Good luck on your process! If you have any questions, feel free to reach out!
Make sure to apply to a list of schools that includes a few which admit a higher percentage of students. You can look at the list of hidden gems to get some good ones. Every year there are some students here who only applied to top tier schools and didn’t get in anywhere. There are lots of great schools, and fit is very important.
Ask your teachers for recommendations fairly early so they have plenty of time to write them. Unlike college, teachers don’t expect that they might be asked to do this, so give them a heads up and consider explaining to them why you want to go to boarding school.
Remember that you will grow a lot during the year you apply. What seems like a perfect fit now might not be as good in March when you get the news. Stay open to lots of possibilities.
It’s more important how you do at your new school than where you go. Think about which opportunities you want to pursue and what new classes and extracurriculars you want to try. Admissions officers enjoy hearing that applicants are excited about the opportunities they offer.

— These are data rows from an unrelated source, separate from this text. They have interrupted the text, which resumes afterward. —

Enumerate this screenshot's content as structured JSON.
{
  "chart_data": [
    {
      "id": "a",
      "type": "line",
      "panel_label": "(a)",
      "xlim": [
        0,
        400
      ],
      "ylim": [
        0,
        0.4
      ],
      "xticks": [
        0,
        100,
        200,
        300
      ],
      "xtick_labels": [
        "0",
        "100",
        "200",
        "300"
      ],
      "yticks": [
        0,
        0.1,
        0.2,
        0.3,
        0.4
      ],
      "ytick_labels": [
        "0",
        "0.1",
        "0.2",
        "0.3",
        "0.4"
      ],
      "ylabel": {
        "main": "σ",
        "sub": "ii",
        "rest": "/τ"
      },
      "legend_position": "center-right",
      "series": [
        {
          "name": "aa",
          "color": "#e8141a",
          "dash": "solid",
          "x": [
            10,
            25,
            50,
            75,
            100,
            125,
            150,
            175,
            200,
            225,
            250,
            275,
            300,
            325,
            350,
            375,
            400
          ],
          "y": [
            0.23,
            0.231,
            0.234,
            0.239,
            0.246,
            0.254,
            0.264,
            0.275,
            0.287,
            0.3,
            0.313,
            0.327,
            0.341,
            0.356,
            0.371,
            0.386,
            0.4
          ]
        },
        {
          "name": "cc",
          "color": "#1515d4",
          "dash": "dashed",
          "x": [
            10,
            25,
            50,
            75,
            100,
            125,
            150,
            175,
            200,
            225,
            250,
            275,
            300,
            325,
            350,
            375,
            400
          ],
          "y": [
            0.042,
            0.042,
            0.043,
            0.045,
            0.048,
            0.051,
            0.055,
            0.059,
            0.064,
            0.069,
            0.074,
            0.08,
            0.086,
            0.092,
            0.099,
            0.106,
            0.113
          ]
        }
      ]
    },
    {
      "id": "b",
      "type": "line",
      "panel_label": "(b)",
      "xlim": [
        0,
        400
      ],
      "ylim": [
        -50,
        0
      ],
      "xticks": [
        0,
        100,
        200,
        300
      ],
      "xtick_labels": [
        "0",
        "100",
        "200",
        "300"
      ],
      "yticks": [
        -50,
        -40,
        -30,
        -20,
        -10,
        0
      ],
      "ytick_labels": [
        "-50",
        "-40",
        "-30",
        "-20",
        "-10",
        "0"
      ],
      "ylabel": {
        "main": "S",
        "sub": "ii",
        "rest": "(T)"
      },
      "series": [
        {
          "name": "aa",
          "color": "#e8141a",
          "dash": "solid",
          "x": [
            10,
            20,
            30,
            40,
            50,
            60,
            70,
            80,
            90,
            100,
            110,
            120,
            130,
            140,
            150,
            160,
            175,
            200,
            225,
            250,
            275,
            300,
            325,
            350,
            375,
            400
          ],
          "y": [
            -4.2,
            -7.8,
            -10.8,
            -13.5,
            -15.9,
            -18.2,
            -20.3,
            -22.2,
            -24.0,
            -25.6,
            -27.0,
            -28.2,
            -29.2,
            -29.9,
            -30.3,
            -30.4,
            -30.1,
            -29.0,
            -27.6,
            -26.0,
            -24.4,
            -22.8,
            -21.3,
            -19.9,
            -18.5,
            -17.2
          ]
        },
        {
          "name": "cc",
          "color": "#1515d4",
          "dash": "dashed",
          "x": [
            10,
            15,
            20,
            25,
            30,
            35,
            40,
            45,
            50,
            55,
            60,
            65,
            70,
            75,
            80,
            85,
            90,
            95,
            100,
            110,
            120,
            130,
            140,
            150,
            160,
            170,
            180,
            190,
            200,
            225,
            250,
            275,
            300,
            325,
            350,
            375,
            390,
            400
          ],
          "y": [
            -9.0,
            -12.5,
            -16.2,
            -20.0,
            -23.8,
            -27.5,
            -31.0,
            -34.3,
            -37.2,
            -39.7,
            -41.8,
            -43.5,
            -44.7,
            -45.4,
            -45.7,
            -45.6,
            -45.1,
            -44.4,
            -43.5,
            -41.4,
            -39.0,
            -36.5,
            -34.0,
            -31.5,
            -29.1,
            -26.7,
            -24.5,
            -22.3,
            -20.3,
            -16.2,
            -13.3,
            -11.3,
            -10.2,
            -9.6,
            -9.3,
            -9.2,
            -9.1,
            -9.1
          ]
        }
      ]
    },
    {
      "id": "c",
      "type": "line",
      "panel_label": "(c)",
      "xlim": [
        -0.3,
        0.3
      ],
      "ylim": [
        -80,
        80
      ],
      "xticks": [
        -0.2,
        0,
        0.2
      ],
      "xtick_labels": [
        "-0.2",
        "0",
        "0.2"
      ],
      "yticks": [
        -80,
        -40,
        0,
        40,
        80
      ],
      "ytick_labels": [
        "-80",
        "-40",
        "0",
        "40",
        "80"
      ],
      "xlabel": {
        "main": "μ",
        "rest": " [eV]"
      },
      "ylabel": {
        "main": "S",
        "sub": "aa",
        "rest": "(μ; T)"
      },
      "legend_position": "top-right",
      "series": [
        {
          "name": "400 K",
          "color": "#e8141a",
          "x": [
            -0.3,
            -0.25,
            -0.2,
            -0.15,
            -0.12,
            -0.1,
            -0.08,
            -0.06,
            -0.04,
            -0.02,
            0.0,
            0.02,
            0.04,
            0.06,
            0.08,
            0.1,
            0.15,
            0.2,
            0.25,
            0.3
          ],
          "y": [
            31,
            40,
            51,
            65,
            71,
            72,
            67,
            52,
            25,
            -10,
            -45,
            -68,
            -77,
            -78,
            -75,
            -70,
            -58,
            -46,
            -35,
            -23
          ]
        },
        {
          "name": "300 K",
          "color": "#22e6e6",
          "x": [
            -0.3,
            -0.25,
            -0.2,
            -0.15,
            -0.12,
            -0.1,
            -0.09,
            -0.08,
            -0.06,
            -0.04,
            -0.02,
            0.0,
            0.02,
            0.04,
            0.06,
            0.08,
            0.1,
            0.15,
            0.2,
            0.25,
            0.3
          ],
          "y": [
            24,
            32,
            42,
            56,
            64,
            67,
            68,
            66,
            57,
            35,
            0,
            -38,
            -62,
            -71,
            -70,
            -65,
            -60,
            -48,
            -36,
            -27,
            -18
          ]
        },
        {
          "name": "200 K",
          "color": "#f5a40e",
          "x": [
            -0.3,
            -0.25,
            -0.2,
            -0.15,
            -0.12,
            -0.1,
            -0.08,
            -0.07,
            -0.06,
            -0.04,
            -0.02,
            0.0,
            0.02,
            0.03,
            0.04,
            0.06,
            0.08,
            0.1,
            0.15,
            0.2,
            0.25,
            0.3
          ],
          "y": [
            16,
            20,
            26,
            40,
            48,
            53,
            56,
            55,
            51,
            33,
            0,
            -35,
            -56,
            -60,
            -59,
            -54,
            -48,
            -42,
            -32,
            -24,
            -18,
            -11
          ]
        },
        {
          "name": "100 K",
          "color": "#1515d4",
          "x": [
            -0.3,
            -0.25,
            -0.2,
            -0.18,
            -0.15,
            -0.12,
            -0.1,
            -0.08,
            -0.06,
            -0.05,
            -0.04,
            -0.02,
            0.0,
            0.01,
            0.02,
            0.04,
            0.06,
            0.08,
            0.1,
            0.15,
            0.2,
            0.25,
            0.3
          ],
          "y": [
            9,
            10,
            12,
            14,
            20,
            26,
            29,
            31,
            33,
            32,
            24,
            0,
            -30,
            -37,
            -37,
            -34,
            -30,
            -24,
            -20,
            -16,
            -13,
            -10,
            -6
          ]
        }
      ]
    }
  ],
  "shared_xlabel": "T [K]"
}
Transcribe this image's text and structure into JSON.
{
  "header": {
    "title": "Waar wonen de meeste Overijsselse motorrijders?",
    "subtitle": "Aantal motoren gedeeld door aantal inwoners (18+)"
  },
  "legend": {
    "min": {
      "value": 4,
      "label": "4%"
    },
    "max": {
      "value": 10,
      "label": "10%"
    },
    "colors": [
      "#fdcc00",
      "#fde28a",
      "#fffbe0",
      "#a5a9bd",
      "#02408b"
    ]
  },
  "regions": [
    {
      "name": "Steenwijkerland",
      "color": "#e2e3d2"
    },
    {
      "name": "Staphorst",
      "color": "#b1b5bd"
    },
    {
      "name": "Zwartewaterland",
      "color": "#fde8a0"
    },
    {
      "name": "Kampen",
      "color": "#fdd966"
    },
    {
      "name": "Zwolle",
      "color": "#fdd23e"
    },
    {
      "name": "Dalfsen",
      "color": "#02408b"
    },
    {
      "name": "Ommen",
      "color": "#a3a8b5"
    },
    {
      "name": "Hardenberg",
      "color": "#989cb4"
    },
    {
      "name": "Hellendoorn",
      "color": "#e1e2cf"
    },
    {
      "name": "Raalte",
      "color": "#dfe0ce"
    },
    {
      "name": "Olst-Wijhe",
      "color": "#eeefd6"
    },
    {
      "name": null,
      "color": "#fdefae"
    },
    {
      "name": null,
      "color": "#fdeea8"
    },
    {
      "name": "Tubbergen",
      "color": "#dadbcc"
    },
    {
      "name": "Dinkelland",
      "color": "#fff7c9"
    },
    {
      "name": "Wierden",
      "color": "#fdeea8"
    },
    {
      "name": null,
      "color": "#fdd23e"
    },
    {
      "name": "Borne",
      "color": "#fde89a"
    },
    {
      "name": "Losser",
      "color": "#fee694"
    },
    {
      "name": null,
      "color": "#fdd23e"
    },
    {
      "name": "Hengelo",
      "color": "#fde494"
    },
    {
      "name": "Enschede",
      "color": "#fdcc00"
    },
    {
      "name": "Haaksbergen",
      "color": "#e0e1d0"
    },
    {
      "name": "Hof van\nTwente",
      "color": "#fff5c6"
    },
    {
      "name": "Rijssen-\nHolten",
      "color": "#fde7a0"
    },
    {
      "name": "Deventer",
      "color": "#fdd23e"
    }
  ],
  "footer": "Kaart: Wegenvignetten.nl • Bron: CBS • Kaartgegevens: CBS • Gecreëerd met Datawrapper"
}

I agree with @confusedaboutFA on all points.
We would have applied to several somewhat “easier admit” schools, such as Kent, Berkshire, St. George’s, and NMH, as examples.
We applied only to a narrow list of ultra selective schools, and it was rather stressful preparing to apply, applying, and then waiting for decisions.
In retrospect, we would have prioritized boarding school as an experience, rather than “must be an ultra-academic boarding school”. Many/most boarding schools have high-level honors courses, so one can find rigor beyond the most well-known ones.